What we ended up with in one of our matches is that both teams started building bridges towards each other. This is pretty much the “the only good defense is a good offense” tactic. It turned into a trench war, with both teams building bridges, swashbuckling over precarious heights. And not really gaining any ground. It wasn’t until the other team sneak attacked from behind that they actually won the round. They later told us that they didn’t really understand why we kept going at them with crappy stone swords, while they had iron swords. We had to keep going at it, because otherwise they would have overwhelmed us. At one point, my job was nothing but making pickaxes, shovels and swords. And we were running out as fast I could make them.

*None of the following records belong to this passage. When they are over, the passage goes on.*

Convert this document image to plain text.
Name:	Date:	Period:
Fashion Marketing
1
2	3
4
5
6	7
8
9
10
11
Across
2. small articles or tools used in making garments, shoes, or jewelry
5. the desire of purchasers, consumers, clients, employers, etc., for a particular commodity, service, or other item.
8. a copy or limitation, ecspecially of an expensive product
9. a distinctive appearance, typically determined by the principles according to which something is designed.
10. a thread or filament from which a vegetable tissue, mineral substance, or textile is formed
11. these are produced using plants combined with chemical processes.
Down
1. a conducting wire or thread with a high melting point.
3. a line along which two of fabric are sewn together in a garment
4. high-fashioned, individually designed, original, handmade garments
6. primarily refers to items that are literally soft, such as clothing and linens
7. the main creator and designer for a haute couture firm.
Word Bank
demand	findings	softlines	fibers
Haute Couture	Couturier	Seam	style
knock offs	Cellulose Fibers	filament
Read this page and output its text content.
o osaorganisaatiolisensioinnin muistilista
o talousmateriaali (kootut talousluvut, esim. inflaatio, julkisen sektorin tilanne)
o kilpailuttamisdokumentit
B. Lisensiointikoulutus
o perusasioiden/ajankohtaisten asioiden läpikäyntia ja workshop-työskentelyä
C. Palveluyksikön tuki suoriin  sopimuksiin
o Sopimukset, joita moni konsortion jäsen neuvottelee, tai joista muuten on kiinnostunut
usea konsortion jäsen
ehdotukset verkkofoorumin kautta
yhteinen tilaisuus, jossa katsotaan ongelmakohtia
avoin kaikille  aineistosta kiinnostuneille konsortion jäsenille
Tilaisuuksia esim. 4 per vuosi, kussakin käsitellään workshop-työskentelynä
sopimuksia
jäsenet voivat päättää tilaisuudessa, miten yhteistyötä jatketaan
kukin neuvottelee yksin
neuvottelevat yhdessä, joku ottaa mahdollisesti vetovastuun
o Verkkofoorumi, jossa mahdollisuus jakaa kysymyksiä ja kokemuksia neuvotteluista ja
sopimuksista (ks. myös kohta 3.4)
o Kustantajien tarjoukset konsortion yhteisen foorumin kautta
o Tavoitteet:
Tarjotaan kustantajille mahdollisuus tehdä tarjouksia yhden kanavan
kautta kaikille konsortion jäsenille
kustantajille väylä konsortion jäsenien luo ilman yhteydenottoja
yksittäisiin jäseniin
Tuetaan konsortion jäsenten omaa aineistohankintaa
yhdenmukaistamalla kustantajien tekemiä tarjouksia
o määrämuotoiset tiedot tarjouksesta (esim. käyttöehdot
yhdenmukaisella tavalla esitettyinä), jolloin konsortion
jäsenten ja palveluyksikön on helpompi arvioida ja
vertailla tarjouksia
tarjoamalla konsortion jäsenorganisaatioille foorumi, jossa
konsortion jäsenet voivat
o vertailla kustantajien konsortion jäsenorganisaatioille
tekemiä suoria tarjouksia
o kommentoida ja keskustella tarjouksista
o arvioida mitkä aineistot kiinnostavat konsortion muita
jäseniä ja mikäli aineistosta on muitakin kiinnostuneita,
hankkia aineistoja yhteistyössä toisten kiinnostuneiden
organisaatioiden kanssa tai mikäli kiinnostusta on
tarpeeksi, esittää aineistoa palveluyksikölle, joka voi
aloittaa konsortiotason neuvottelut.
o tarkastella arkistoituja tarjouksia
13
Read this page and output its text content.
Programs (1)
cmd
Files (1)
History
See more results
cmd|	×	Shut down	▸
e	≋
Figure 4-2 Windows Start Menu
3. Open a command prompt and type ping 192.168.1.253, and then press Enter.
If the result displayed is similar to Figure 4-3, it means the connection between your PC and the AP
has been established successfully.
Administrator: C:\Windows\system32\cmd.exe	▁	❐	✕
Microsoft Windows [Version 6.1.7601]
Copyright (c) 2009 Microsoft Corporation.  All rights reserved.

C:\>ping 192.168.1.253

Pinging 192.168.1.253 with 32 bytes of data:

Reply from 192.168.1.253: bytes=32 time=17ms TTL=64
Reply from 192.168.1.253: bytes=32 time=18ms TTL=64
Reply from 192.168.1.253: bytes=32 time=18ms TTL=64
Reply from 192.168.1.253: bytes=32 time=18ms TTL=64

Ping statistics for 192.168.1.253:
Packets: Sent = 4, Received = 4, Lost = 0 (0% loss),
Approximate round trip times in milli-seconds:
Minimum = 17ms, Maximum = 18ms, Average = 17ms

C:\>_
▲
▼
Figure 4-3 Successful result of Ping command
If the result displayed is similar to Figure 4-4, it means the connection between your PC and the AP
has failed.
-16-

Overall, I had a blast. It’s definitely something I want to do again. However, it’s unfortunate that a lot of things don’t really work. You wouldn’t think iron would be so rare, but when the pressure is on it becomes a choking point. It’s tough to get iron fast enough for it to tip the scales. When I started, I thought we would coat the entire glowstone in obsidian, but that’s just no feasible. It takes forever to get a bucket, and then forever to retrieve lava, and then forever to coat it.

For next time, I would want the teams to start every life with a diamond pickaxe and shovel. It’s really bothersome how much time was spent just gathering resources for tools. I’d like to see some mods, like a block that spawns bonemeal. The stuff is brilliant in Capture the Glowstone. You can instantly remove your wood problem. And you could equip your team with bread when they go to the trenches. Wheat grows so slowly that the idea of a farm was abandoned fairly quickly.